Una storia nella storia di quella che potrebbe essere la nascita della ns. magnifica festa, che va al di là di ogni immaginazione.
Solo poca fantasia e si incontrano posti reali che sono i luoghi da cui nasce la nostra città e la ns. storia attuale.
Un grosso in bocca al lupo x una carriera di 'scrittore' che ci porterà a vivere altre avventure e altre storie avvincenti.
MP



Giorni di maggio di Massimo Starita è un'opera prima e, in quanto tale, soffre delle ingenuità letterarie tipiche di ogni neo-scrittore. "Ingenuità" però non è una brutta parola. È l'adesione ad una naturalezza stilistica fatta di grandi temi, strutture codificate, categorie riconoscibili. Il libro insomma come "un libro aperto". Un male? No, se non si punta a cambiare la storia della letteratura. No, se si vuole dar vita ad un romanzo "da divorare" e che arrivi a tutti.

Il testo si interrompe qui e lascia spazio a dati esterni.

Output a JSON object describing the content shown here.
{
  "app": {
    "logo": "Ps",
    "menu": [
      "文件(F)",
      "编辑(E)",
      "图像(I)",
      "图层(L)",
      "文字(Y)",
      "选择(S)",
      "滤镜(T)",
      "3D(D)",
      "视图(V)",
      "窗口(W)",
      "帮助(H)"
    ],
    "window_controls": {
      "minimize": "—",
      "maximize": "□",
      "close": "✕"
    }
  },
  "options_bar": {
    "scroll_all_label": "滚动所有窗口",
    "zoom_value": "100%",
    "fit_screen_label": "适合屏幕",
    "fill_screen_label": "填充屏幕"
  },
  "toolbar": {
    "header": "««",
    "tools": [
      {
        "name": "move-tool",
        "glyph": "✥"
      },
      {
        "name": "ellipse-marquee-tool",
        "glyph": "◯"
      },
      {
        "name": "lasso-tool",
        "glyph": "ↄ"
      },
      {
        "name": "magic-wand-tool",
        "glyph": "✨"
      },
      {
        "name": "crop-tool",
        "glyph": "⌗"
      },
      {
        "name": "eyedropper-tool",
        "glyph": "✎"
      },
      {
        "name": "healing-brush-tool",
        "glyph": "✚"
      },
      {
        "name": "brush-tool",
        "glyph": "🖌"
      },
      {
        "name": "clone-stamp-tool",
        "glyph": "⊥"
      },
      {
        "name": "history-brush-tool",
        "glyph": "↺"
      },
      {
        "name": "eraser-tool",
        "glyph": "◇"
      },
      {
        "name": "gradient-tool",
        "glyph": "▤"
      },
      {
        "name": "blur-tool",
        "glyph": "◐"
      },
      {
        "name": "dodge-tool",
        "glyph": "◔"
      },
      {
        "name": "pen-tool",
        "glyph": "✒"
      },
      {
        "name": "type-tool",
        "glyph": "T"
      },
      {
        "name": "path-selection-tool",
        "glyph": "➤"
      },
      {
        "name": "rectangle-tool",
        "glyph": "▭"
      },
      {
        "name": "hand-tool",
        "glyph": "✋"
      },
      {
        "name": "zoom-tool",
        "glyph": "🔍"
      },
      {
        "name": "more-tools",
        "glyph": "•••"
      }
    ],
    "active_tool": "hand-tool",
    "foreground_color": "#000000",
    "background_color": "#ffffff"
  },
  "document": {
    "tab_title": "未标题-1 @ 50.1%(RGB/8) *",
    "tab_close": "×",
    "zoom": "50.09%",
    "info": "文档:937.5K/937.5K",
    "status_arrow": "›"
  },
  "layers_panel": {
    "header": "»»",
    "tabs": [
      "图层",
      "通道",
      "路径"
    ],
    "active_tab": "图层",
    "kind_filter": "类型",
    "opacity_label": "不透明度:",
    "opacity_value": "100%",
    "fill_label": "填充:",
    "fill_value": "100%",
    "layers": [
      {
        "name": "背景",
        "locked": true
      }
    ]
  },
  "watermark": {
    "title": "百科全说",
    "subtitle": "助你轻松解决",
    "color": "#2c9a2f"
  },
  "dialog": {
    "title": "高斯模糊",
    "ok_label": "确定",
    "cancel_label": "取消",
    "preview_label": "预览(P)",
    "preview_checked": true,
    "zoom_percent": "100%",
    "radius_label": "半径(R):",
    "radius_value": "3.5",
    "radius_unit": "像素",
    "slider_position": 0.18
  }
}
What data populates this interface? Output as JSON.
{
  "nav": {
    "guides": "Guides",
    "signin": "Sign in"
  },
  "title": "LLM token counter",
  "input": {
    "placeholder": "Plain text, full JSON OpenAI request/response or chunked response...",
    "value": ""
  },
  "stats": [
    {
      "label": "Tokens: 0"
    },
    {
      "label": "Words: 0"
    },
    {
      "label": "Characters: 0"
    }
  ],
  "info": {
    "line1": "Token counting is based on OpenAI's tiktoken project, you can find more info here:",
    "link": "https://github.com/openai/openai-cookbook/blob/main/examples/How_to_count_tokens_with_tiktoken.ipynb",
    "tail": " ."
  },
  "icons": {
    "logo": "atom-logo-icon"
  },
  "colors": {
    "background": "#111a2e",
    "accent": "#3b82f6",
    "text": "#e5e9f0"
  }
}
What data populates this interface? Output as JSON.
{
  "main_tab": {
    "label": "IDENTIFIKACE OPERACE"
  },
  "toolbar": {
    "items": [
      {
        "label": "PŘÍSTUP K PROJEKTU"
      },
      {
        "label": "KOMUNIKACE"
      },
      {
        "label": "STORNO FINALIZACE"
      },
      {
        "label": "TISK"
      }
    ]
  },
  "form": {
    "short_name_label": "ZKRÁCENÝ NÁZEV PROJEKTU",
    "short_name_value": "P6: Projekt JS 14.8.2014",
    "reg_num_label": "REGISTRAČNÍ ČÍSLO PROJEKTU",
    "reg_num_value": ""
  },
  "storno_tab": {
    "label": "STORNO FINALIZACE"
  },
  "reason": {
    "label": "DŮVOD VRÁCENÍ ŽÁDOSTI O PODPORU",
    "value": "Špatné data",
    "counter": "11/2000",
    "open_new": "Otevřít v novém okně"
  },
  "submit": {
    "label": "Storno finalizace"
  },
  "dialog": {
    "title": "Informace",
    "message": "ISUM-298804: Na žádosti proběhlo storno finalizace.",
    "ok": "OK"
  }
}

L'universalità di Giorni di maggio risiede nella piacevolezza di una scrittura fluida e di una trama avvincente che sembra riproporre a tratti, sebbene con molto meno pathos primo-ottocentesco, un leitmotiv romantico. Anche ne Le ultime lettere di Jacopo Ortis il tema amoroso, frustrato, si riversava in impegno civico. Dov'è la differenza rispetto a Giorni di maggio? Beh, innanzitutto Starita non scrive come Ugo Foscolo, ovviamente. Ma c'è da dire, a sua discolpa, che Starita non scrive all'alba del Risorgimento. In secondo luogo, non c'è desiderio frustrato ma lieto fine. Se Ortis disperava di fronte alla società e alla politica del tempo, Paolo, il protagonista del romanzo di Starita, non dispera mai. Perché? Perché dopo l'illuminismo credere in qualcosa costava, nell'842, alto medioevo, invece, si sa, c'è sempre lo zampino del divino che "ben guida". L'escamotage del vecchio cieco è perfetto.
Lorenzo Di Maria
Ma l'aspetto più interessante di Giorni di maggio sta nel fatto che la sua attingibilità non è peregrina, non è solo frutto di "ingenuità", è bensì funzionale al suo scopo: il mettersi al servizio di una comunità. La bellezza di Giorni di maggio risiede nella sua larinesità. Starita ha messo per iscritto e romanzato la storia che ogni Larinese "doc" ha immaginato almeno una volta nella sua vita. Nel ritrovamento delle reliquie di San Pardo c'è del resto l'atto fondativo della nuova Larino, non più quella frentano-romana legata a San Primiano, ma quella medievale che resiste, nelle case, nelle strade, nella Cattedrale e nel palazzo ducale, fino ai giorni nostri.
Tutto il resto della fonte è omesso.